Ma che riforma, la riduzione dei parlamentari è un attacco alla democrazia rappresentativa

di Massimo Cacciari

Le crisi svolgono essenzialmente una funzione maieutica, la loro arte è quella della levatrice, traggono fuori da noi ciò che già in noi era in germe, maturava. Piccole o grandi sono sempre apocalissi, che significa rivelazioni: ciò che si nascondeva dietro il sipario e che ancora ci sforzavamo di ignorare, ecco ora si palesa, inaggirabile, infuggibile. Si capisce allora la formidabile idiozia dell’interrogarsi se saremo migliori, peggiori o uguali a prima. Saremo quel che siamo e il nostro operare seguirà al nostro essere; ma finalmente non potremo ignorarlo, neppure cacciando il cervello diecimila leghe sotto i mari. E riconoscendo finalmente ciò che siamo, forse riusciremo a giudicarlo e a scovare in noi qualche risorsa per affrontarlo e magari modificarlo. Sarebbe già molto se ora, per citare un autore a me caro che così parlava in un’epoca assai più tragica di questa (almeno al momento), prestassimo ascolto «a coloro che con la massima oggettività e la massima discrezione esprimono il tormento e la miseria della loro epoca».

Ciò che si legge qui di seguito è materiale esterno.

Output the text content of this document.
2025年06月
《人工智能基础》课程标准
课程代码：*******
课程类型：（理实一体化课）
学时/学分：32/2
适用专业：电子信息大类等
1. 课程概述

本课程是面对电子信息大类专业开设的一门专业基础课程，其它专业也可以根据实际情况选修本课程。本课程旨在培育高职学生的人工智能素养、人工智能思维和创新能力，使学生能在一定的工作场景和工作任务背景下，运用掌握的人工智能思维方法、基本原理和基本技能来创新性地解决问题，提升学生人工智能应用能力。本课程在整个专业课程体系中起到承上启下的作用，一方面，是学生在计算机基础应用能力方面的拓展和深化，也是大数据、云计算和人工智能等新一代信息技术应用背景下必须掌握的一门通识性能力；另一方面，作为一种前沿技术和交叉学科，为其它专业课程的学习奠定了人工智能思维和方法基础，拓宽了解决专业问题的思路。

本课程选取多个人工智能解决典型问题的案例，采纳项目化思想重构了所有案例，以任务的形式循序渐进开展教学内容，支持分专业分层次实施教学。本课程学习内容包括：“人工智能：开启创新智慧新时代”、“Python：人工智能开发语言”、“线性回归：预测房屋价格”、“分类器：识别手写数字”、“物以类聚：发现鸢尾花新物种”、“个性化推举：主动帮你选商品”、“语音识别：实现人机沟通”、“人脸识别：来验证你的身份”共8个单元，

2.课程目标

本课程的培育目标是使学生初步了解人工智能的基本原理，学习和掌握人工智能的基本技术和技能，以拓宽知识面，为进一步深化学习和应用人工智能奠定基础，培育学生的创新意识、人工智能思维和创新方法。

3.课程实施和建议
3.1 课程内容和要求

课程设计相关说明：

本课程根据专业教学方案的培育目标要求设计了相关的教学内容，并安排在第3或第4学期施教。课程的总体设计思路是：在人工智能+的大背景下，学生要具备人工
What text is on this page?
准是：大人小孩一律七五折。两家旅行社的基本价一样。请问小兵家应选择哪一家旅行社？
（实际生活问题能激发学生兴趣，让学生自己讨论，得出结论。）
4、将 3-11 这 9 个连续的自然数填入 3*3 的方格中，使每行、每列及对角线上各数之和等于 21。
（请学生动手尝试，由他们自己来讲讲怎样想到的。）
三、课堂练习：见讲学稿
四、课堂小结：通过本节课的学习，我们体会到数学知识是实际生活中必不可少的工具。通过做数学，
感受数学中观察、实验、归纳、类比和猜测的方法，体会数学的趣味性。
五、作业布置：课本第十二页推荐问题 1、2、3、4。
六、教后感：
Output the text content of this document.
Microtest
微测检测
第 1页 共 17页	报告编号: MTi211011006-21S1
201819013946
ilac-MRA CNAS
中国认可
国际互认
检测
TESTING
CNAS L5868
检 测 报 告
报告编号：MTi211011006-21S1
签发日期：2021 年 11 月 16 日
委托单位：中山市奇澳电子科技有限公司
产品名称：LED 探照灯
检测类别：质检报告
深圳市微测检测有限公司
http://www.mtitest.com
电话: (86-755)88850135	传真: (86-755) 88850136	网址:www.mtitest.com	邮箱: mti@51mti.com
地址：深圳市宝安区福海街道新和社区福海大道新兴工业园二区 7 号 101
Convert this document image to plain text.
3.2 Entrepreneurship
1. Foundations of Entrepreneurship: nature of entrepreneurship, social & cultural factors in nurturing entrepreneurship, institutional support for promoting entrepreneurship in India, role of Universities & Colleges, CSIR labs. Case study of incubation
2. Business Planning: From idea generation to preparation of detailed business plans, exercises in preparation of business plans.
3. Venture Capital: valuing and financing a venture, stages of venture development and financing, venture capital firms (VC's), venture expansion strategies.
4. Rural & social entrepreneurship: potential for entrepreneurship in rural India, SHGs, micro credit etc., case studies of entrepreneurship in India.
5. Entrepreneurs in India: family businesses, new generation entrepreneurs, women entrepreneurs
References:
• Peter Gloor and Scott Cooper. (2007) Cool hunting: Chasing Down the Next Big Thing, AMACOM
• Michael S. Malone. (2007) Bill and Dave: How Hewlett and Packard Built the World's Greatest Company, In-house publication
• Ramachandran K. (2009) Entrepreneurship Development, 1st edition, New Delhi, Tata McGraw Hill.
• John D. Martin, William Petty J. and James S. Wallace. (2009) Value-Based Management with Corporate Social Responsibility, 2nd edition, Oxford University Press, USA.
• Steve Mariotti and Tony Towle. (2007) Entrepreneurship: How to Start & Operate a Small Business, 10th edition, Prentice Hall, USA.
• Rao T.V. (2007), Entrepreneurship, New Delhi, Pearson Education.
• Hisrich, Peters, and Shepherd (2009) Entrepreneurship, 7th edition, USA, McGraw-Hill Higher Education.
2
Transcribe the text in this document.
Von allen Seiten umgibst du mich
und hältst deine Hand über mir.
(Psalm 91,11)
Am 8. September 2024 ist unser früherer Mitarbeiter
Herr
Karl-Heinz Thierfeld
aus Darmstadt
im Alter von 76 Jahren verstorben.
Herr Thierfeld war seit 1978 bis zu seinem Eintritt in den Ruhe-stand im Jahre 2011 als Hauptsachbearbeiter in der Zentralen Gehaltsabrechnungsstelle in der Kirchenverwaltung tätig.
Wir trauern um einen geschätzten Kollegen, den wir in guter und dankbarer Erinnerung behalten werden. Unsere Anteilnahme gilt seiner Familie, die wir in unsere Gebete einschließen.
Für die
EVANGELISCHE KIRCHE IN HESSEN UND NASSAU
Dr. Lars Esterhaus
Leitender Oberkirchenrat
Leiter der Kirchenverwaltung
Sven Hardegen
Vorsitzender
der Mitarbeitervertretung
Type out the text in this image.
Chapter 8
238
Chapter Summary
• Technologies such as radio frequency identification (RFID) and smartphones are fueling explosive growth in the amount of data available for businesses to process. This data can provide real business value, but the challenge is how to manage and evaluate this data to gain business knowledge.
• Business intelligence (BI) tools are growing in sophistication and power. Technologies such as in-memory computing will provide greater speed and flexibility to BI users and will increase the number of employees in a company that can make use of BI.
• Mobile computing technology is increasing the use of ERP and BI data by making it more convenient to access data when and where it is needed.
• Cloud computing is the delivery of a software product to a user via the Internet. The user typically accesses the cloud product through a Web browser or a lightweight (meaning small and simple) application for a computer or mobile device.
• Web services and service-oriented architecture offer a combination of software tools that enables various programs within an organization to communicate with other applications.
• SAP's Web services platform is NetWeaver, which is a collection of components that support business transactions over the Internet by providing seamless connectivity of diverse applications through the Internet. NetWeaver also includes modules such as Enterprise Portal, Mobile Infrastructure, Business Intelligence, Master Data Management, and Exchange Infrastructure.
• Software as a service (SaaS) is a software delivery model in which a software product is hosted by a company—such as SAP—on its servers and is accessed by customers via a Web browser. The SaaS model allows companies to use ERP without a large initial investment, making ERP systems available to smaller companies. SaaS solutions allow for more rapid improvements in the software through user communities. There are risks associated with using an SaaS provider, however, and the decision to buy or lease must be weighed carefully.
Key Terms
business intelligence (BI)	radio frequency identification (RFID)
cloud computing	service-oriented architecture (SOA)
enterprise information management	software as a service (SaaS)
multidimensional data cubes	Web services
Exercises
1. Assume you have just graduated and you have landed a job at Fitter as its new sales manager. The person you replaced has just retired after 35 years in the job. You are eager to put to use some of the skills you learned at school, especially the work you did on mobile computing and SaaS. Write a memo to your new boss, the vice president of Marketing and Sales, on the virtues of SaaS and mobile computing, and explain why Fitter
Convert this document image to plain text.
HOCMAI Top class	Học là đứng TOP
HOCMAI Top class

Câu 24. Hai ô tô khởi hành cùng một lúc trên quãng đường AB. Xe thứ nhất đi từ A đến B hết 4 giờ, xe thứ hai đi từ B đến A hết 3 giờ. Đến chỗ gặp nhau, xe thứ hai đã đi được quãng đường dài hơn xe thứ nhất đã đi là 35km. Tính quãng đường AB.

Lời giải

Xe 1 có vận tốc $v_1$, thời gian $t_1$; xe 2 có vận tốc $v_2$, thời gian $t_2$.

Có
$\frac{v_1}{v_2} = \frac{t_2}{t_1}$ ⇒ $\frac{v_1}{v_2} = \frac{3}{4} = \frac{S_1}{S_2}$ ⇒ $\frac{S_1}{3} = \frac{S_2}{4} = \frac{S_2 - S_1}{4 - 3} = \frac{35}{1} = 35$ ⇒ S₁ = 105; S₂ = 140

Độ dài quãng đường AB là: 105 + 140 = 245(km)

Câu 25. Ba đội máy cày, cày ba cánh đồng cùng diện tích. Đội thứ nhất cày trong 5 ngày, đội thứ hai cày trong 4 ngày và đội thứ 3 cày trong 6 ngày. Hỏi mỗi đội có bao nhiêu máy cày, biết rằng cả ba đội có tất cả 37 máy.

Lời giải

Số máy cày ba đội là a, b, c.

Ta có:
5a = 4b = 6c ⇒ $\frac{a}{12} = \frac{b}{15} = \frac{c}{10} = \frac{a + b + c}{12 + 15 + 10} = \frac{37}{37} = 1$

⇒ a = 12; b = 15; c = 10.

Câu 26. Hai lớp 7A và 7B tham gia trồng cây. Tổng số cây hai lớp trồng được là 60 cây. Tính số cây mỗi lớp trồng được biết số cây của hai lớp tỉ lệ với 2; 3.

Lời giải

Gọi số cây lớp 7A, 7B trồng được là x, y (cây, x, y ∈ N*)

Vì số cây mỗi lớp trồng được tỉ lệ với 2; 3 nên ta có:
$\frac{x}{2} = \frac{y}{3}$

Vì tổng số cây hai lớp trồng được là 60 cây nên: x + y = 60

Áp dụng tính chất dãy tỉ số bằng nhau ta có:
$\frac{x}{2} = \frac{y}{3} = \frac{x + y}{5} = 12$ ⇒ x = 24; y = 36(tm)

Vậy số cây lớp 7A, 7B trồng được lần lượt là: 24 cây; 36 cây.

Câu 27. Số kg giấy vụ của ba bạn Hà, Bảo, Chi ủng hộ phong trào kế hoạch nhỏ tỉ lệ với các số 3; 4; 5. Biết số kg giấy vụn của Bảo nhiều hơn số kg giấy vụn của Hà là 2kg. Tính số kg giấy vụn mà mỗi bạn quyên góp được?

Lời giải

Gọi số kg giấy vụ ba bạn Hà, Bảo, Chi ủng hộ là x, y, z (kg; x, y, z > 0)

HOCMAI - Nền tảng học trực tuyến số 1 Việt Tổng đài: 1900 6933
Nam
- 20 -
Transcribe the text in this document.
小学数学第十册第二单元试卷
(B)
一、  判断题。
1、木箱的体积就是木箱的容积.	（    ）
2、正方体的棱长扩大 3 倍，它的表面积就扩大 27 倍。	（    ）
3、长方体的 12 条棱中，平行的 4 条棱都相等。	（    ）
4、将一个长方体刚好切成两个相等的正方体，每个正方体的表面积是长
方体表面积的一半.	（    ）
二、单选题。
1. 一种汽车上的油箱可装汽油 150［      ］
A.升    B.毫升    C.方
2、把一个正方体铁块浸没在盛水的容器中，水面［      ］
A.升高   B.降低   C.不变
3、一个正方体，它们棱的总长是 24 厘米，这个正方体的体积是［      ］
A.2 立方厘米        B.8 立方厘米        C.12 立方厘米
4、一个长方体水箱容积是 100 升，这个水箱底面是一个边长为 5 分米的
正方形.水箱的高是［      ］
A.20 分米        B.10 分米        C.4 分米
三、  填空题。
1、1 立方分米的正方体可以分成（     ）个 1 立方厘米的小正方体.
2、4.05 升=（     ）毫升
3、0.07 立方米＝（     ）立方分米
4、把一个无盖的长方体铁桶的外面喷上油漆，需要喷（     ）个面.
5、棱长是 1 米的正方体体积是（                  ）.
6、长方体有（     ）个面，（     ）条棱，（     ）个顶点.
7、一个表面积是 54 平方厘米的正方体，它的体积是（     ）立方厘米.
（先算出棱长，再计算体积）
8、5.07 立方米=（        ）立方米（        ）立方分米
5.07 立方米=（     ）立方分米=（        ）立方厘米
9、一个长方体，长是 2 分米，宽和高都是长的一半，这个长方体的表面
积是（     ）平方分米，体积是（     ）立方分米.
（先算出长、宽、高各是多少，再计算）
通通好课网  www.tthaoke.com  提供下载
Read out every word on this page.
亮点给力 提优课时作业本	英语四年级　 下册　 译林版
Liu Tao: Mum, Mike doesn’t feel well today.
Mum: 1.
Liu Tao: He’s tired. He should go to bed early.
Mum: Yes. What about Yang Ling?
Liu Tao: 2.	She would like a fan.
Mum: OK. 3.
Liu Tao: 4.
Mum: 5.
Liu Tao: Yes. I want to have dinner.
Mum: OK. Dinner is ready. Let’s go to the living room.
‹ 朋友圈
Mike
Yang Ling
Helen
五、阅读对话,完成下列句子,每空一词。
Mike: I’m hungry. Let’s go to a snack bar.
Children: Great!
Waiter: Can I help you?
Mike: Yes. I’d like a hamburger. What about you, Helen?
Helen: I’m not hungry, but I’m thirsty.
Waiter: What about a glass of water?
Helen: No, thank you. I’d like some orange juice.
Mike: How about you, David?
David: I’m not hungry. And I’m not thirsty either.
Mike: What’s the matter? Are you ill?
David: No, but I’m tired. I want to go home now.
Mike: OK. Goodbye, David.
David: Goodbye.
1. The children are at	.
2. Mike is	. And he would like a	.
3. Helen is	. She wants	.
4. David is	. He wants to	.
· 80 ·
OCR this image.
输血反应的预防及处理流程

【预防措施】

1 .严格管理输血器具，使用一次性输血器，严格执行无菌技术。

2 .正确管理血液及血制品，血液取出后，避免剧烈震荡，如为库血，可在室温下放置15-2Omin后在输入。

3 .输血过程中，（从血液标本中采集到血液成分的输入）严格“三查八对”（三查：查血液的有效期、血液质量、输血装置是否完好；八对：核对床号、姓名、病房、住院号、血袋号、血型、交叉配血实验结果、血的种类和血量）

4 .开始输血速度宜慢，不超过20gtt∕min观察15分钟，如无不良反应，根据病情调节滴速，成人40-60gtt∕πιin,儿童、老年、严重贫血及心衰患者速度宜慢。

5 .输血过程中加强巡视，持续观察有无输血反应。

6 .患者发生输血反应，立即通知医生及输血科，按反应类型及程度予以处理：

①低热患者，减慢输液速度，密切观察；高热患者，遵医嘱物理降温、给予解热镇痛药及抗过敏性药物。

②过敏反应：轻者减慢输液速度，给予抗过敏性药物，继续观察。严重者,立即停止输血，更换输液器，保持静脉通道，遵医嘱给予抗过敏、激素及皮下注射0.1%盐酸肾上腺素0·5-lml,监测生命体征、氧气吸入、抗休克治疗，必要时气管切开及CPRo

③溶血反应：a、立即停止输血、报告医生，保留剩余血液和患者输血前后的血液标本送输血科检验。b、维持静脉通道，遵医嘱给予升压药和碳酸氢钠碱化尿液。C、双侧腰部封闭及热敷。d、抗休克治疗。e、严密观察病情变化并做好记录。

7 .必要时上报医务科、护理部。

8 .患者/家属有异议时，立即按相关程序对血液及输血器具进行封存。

Il presente sembra riflettere il nostro recente passato in una forma “diabolicamente” capovolta, in realtà ne mostra la vera immagine. L’epoca in cui ogni distanza deve venire meno, in cui appare intollerabile alla nostra ansia di simultaneità ogni confine spaziale, si specchia perfettamente nello slogan osceno del “social distancing”. La pandemia e l’esigenza di contrastarla non c’entrano nulla in quanto tali. Ciò che è rivelatore sono i modi in cui esse vengono narrate e gestite. L’epoca del preteso annullamento delle distanze è il grembo da cui questa, in cui siamo giunti a chiamare sociale una distanza fisica di sicurezza, si genera. Perfettamente separati lo si era anche prima: dove la distanza si annulla, si annulla la prossimità, che esige il riconoscimento dell’altro come un problema e un compito, che debbo affrontare senza poterlo mai risolvere. I “sistemi” dell’“universale conversazione” producono il più perfetto degli isolamenti. Nessuna solitudine è più profonda di quella in cui vive chi crede di comunicare perfettamente proprio grazie all’annullamento di ogni fisica prossimità. Così si edificano le fabbriche della paura. Così ci si rinserra in case inospitali e in staterelli pseudo-sovrani.